My suggestion, upon booting the game up for the first time, is to initially dial down some its graphical features (it has some pseudo ray tracing options activated from the get-go and they only serve to tank the hell out of the frames), and then starting a new “story”. To be honest, there’s little to care about what Hotel Renovator considers its plot. It’s some gobbledygook about you inheriting an old hotel from your late grandfather, with your sibling helping you out in this journey of yours. This sibling can range from a Harajuku waifu to normal human beings to a robot. Yep, a robot. And he has the same grandfather as you. The plot thickens.

Hotel Renovator Count

Why did I decide to accept a request for just ONE client to stay in a room for a while? It’s not like I’m running an apartment building.

Besides the nonsensical plot, the story mode basically serves to teach you how to use Hotel Renovator‘s many (and confusing) mechanics. It teaches you that the renovation process is really slow and methodical. You need to demolish a room, then clean it, and only then will you be able to repaint it and furnish it. In order to spice things up a little bit, you are given tasks in the shape of requests from, uh, “unique” clients. For instance, a vampire might ask you to create a room full of curtains, devoid of artificial light, but full of candles and gothic imagery.

Hotel Renovator Goth Room

My goth room. Perfect for a flamboyant vampire. And basically no one else.

Pay close attention to those tutorials, because Hotel Renovator isn’t exactly the most intuitive game in the world. Its controls are functional and responsive, but its interface and button placement are bizarre, to say the least. It doesn’t do a good job at listing all objects in an easy and cohesive list, forcing you to scroll individually in order to find the one piece you’re looking for. It doesn’t help that, given the fact we live in a post-Sims world, we know how a good house building UI is. We’ve been aware of it since 1999. Sadly, both Hotel Renovator‘s UI and perspective (as in, first-person) aren’t suited for this kind of game.

Furthermore, the game is very glitchy. Its framerate is erratic. Its collision detection isn’t the best.
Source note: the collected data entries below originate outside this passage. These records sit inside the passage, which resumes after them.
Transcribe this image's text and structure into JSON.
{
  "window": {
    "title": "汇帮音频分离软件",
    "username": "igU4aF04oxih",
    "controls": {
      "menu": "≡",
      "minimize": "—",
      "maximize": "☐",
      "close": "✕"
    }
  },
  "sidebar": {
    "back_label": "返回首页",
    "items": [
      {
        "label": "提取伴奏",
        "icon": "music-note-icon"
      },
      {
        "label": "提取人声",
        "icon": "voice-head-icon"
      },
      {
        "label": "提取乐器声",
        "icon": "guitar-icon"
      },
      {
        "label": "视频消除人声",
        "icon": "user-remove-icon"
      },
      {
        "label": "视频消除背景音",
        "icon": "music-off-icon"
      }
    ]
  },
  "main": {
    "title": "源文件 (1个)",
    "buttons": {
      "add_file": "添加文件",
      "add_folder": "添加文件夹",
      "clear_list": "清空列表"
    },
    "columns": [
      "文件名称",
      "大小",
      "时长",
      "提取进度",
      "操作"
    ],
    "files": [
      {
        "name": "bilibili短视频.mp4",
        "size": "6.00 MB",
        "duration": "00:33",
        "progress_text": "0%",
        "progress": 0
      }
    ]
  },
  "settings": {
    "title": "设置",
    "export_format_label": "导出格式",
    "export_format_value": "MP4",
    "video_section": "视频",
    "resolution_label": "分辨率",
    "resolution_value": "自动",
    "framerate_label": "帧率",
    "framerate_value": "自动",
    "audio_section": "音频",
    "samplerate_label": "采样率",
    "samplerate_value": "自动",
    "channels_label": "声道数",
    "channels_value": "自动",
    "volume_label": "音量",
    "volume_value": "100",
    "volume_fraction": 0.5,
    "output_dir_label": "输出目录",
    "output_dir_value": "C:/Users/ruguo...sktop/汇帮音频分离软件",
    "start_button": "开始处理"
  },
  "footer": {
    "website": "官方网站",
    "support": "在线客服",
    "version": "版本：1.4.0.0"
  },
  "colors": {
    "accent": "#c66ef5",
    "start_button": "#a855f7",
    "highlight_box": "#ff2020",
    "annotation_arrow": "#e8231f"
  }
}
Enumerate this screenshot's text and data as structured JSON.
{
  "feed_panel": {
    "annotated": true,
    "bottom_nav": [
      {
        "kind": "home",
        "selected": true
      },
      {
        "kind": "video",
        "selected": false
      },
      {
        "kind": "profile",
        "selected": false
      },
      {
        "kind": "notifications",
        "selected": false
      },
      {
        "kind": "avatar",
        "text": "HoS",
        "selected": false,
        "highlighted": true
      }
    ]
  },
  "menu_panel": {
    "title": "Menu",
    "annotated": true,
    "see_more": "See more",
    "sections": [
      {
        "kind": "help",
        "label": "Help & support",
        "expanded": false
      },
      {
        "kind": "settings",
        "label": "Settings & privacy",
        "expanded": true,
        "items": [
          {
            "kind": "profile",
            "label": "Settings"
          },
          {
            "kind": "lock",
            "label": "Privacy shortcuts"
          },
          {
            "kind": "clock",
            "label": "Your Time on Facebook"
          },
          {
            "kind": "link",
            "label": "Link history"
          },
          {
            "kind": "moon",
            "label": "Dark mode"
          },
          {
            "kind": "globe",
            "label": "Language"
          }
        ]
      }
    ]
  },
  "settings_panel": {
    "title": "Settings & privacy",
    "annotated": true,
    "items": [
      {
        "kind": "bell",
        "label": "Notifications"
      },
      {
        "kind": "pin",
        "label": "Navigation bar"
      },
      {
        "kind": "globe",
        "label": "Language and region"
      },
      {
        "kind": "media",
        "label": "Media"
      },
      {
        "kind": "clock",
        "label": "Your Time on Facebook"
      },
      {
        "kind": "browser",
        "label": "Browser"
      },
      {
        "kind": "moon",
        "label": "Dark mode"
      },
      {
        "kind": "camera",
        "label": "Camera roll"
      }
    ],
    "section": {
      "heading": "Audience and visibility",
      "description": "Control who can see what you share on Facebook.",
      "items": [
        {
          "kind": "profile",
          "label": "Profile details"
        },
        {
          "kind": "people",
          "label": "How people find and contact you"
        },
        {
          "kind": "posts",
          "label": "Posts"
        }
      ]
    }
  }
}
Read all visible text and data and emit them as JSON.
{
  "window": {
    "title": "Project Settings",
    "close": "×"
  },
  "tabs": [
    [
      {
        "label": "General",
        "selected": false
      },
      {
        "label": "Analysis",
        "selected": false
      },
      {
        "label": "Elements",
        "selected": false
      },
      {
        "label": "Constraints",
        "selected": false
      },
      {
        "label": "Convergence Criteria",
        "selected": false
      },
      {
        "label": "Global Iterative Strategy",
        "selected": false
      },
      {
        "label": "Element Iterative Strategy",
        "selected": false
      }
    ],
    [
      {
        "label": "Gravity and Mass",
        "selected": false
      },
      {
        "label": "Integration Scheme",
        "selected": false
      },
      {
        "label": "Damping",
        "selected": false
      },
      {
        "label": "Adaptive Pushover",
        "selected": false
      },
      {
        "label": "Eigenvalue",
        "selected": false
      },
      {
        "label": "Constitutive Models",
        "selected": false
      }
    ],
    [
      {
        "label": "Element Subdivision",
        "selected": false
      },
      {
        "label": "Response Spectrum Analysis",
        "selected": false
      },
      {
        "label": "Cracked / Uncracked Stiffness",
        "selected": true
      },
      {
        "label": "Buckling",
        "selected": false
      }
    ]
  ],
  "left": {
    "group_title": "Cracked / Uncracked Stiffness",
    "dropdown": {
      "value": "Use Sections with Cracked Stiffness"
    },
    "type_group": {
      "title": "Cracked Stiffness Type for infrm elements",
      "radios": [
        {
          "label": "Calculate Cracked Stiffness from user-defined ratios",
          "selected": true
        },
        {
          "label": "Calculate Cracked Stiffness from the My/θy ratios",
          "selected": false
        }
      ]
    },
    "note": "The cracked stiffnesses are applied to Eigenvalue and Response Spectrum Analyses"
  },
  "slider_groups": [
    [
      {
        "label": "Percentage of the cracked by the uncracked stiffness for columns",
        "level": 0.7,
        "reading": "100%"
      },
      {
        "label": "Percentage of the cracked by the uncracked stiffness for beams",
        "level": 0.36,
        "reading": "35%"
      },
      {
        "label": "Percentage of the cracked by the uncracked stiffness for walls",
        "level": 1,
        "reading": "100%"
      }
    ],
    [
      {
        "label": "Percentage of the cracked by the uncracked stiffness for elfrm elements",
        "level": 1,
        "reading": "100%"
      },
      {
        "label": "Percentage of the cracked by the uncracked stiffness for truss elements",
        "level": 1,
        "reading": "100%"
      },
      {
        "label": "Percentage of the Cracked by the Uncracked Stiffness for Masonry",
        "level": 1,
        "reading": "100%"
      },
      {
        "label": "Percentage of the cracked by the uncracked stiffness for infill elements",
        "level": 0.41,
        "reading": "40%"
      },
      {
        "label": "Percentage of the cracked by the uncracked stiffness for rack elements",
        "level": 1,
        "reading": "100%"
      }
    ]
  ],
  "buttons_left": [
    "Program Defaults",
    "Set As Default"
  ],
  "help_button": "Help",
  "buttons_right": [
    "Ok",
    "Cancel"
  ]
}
The simple act of choosing a pattern for your hotel room wall can be occasionally hampered by the UI simply refusing to behave as intended. While nowhere near as glitchy and infuriating as House Flipper, Hotel Renovator is in dire need of a few patches of its own.

Hotel Renovator Before and After

Gotta say, I loved this “before and after” montage whenever I finished renovating a room.

The controls aren’t great, and the game doesn’t look very enticing, with visuals that are best described as “asset-esque”, but there is fun to be had in Hotel Renovator. Once you get used to the controls in the Story mode, skip towards the game’s sandbox mode. With little to no stakes or objectives, Hotel Renovator quickly becomes a relaxing game to be enjoyed while listening to music or a podcast, as the game itself barely has any music to begin with. That’s the bizarre magic behind games like this one and House Flipper. They are beyond flawed, buggy, messy, not very intuitive, but there’s an inexplicably relaxing gameplay loop in the middle of all this mess. One you can certainly enjoy, if you can stand the jank.


Graphics: 5.5

It looks like your basic compilation of assets, with little to no art direction involved. It also runs at a choppy framerate, not to mention being prone to visual glitches.

Gameplay: 6.5

The first-person view makes Hotel Renovator feel more immersive, but it doesn’t mean it is the ideal way to play a game like this. The UI is confusing as well, though you can get used to its mechanics after a few hours.

Sound: 6.0

For the most part, all you’ll be listening to is the sound of your tools renovating each hotel room. There is a bit of voice acting in here as well, which isn’t bad, but not exactly amazing either.

Fun Factor: 7.5

Learn the basics on the story mode, then jump straight onto Hotel Renovator‘s sandbox. It’s janky as all hell, but it’s a very relaxing experience. A bizarre mixture between a zen game and a power fantasy.

Final Verdict: 6.5

Hotel Renovator is available now on PC.

Reviewed on Intel i7-12700H, 16GB RAM, RTX 3060 6GB.

A copy of Hotel Renovator was provided by the publisher.